East River Ramble (Manhattan)

Map of today’s walk, courtesy Google Maps.

Map of today’s walk, courtesy Google Maps.

WHERE: East 63, East 60, East 57, East 56, East 51 Streets, Midtown Manhattan

SUBWAY AT START: 63 Street - Lexington Avenue (F, Q; fully accessible)

SUBWAY AT FINISH: 51 Street (6; fully accessible)

DISTANCE: 2.3 miles (3.7 kilometers)

Photographs by Michael Cairl.

After the last walk near the United Nations, I was eager to tackle the other stair streets on the city’s list that are in the same area. So I headed to the Upper East Side. As it happens, four of the five stair streets on this trip are ramps, three of them ADA-compliant and one (60 Street) a re-purposed and steep entrance ramp to the FDR Drive.

Profile of today’s walk, courtesy Google Maps.

Profile of today’s walk, courtesy Google Maps.

The “stair street” at East 63 Street, actually a suspension bridge over the FDR Drive and a ramp down to the riverfront promenade, is at the south end of a clutch of medical institutions: the Animal Medical Center, Rockefeller University, Weill-Cornell Medical Center (a.k.a. New York Hospital), Memorial Sloan-Kettering Cancer Center, and the Hospital for Special Surgery.

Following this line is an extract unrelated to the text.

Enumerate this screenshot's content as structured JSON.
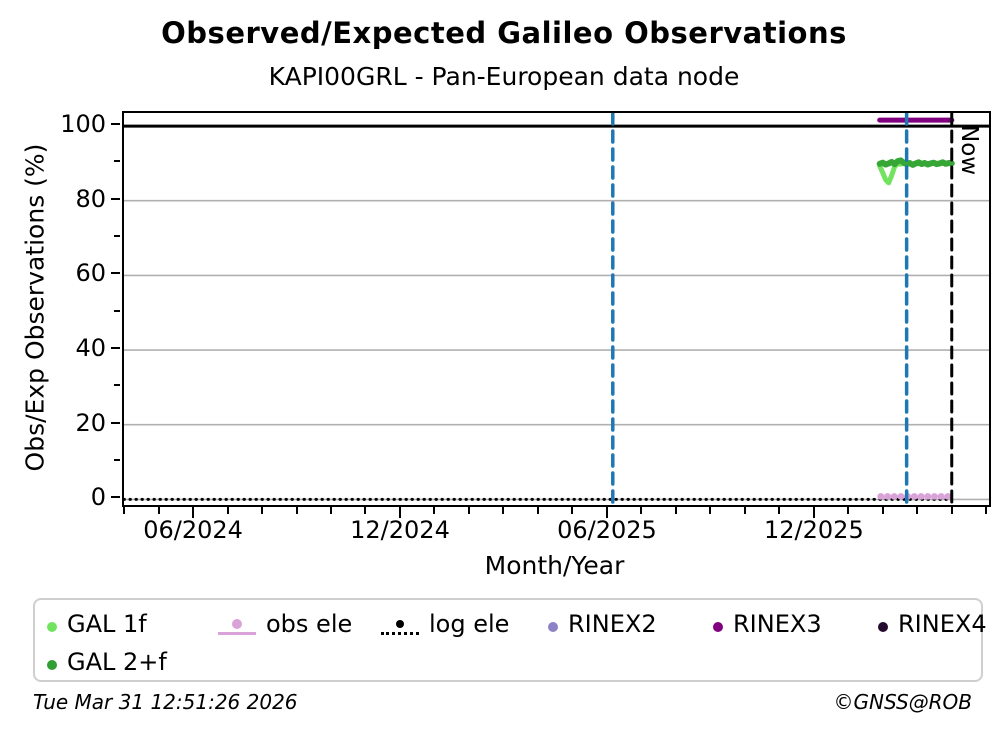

Clockwise from top left: pedestrian bridge at East 63 Street and, above it, pedestrian bridge connecting two Rockefeller University buildings; Queensboro Bridge and, to its right, Cornell University’s tech campus on Roosevelt Island; obligatory selfie on the riverfront promenade.

You think Manhattan is flat?  Guess again.  This is one block of York Avenue beneath the Queensboro Bridge.

You think Manhattan is flat? Guess again. This is one block of York Avenue beneath the Queensboro Bridge.

Leaving the East 60 Street ramp, I walked up a steep block of York Avenue to its continuation, Sutton Place. The late political writer Theodore White called the Upper East Side of the 1960s the “perfumed stockade” but the description applies equally to Sutton Place and adjacent streets. Inside those apartment buildings, most of them bland, is a lot of money. The passageway at the end of East 57 Street leads down to a pleasant park, and the passageway at East 56 Street leads from it.

Sutton Place South ends at East 53 Street, within sight of the United Nations, necessitating a walk west to 1 Avenue, south to East 51 Street and east to the one actual stair street on the trip. This is 28 steps down to the level of the pedestrian bridge crossing the FDR Drive, and another 31 steps down to the riverfront promenade. I walked back up to East 51 Street, the upper flight being a more difficult climb for the lack of a handrail. I had to hold on to a wrought iron fence set back from the stairway. From there I walked a block south on Beekman Place and then along East 50 Street past several countries’ missions to the United Nations to the subway.

Total steps : 59 down, the same 59 up, total 118, a fairly modest amount but the hills and ramps made today’s walk a pretty good workout.

Left to right: ramp down to to the promenade at East 57 Street, looking toward the walkway at East 51 Street, graffiti on the East 51 Street walkway.